Friday, July 29, 2011

All the "easy" oil and gas may be gone, but still ...

While most regions of Canada have imposed moratoriums on "fracking," using jackhammers and / or high pressure water injections to get out natural gas, one province -- British Columbia -- is going, pardon the expression, full steam ahead and allowing our favourite (NOT!) mining company Talisman Energy to draw water from one of the few pure water sources left in the country for the next twenty years.

Many states in the US have put either moratoriums or outright bans after complaints that the release of gas buried underground for aeons caused health problems for many, not the least of which were headaches that could not be explained otherwise.   Ontario has long had a ban on fracking in Lake Erie for the same reason (although the practice continues elsewhere), and Québec earlier this month also put a hold on the practice until more can be found out about how to do it safely.  The next thing we know we may see the rise of cancer clusters -- technically defined as when an area near a suspect source has a rate of cancer at least five percent above the national average.

In these tough times revenues are scarce and if there was indeed a way to do it safely even I would support it.   But the current methods are only "safe" because the industry tells us that it is and they pay off commercial media (with advertising) and government (via royalties) to maintain the status quo.   To the argument that over the counter medications can cause the same issues, one has to reply that if there was a proven causal link with the drug it would be either banned or put into a more restrictive class.

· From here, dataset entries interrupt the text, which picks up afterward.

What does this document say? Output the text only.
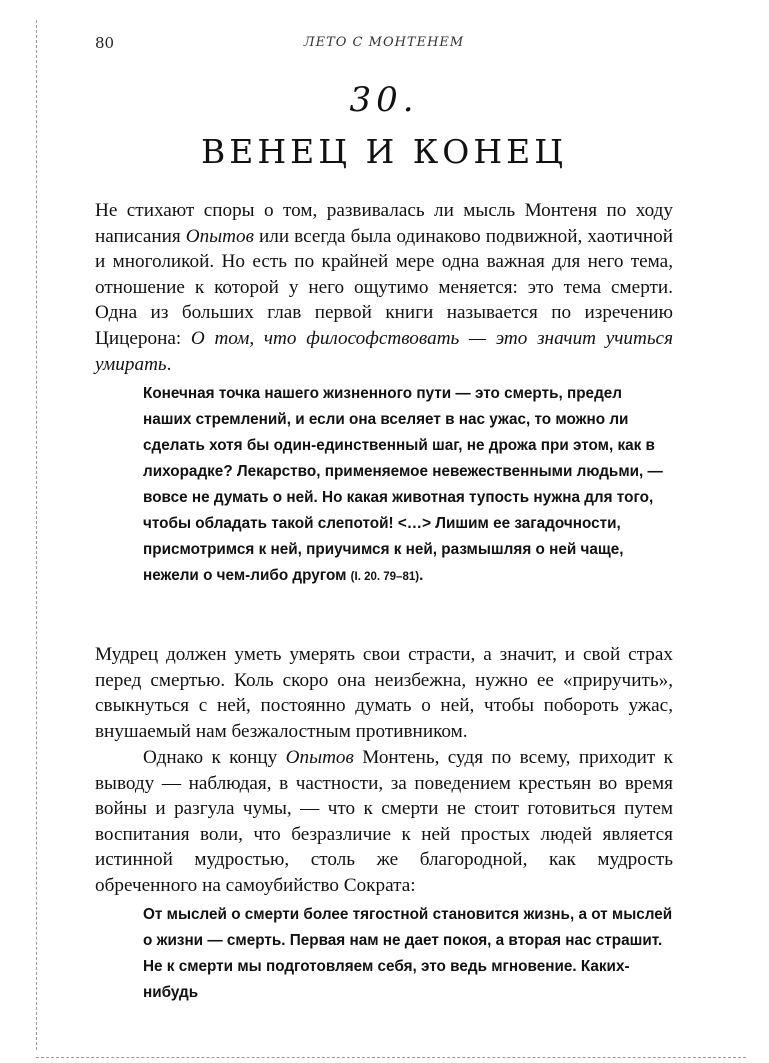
80	ЛЕТО С МОНТЕНЕМ
30.
ВЕНЕЦ И КОНЕЦ

Не стихают споры о том, развивалась ли мысль Монтеня по ходу написания Опытов или всегда была одинаково подвижной, хаотичной и многоликой. Но есть по крайней мере одна важная для него тема, отношение к которой у него ощутимо меняется: это тема смерти. Одна из больших глав первой книги называется по изречению Цицерона: О том, что философствовать — это значит учиться умирать.

Конечная точка нашего жизненного пути — это смерть, предел наших стремлений, и если она вселяет в нас ужас, то можно ли сделать хотя бы один-единственный шаг, не дрожа при этом, как в лихорадке? Лекарство, применяемое невежественными людьми, — вовсе не думать о ней. Но какая животная тупость нужна для того, чтобы обладать такой слепотой! <…> Лишим ее загадочности, присмотримся к ней, приучимся к ней, размышляя о ней чаще, нежели о чем-либо другом (I. 20. 79–81).

Мудрец должен уметь умерять свои страсти, а значит, и свой страх перед смертью. Коль скоро она неизбежна, нужно ее «приручить», свыкнуться с ней, постоянно думать о ней, чтобы побороть ужас, внушаемый нам безжалостным противником.

Однако к концу Опытов Монтень, судя по всему, приходит к выводу — наблюдая, в частности, за поведением крестьян во время войны и разгула чумы, — что к смерти не стоит готовиться путем воспитания воли, что безразличие к ней простых людей является истинной мудростью, столь же благородной, как мудрость обреченного на самоубийство Сократа:

От мыслей о смерти более тягостной становится жизнь, а от мыслей о жизни — смерть. Первая нам не дает покоя, а вторая нас страшит. Не к смерти мы подготовляем себя, это ведь мгновение. Каких-нибудь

But there is no such recourse with water supplies that are deliberately depleted for short term profit.   One only has to look at the ongoing water wars in California which date back more than century and still continue to this day.    The Owens River is only about 5% of what it was around 1908 and that's because of the clever way Sacramento dealt with the issue of sharing the water -- it ruled that if a community in the "Southland" wanted to get the water it had to merge into Los Angeles.   This partly explains why so little of LA remains irrigated land.  This also explains the convoluted city map of the "City of Angels" and why communities such as Hollywood, Bel Air, Van Nuys, Sherman Oaks and South Central are all part of LA; whilst West Hollywood, Beverly Hills, Flintridge, Marina Del Ray and the City of Industry are not.     Even now farmers are pitted against urban dwellers -- and that's not taking the interests of aboriginal Californians into account.

California is taking the step of requiring would be "frackers" to disclose just much water they are using as well as what chemicals and a realistic environmental assessment of what the worst case scenario would be.   Then that assessment would be subject to public hearings.

I think my home province of Ontario ought to do the same.   We may be the land of 250,000 lakes but water is no longer the infinite resource we once thought it was.

Going out west, the rapid decline in ice melt is going to cause headaches for the Prairies as the Athabascan and Saskatchewan Rivers flow less freely in future years, and which provinces have to ask their brethren in BC to share what's left in their lakes via pipeline.    But what if there's nothing left but water polluted with tailings from mining and harsh petrochemicals from the extraction of oil and gas?    The future is not friendly by any means.   Even the oil workers on the tar sands know their bosses are using too much water and are oddly on side with the city parents in Fort McMurray in fighting to keep what little water is left.

There's no question all the easy oil and natural gas may be gone.   But just allowing a company to take the water with no questions asked and a promise of royalties that do not account for the long term damage is just irresponsible.   On this one, I say proceed with caution.    If there are more efficient ways to extract the oil and gas while ensuring a renewable supply of potable water then I'm all for it.   Until then we should hold off.


Anonymous said...

The same thing is being argued about wind turbines...

The Mound of Sound said...

Yeah, BC is gung-ho on fracking but that's partly because the northeastern part of the province is very lightly populated. It's the same "out of sight/out of mind" thinking that lets Calgarians stay enthusiastic about the tar sands.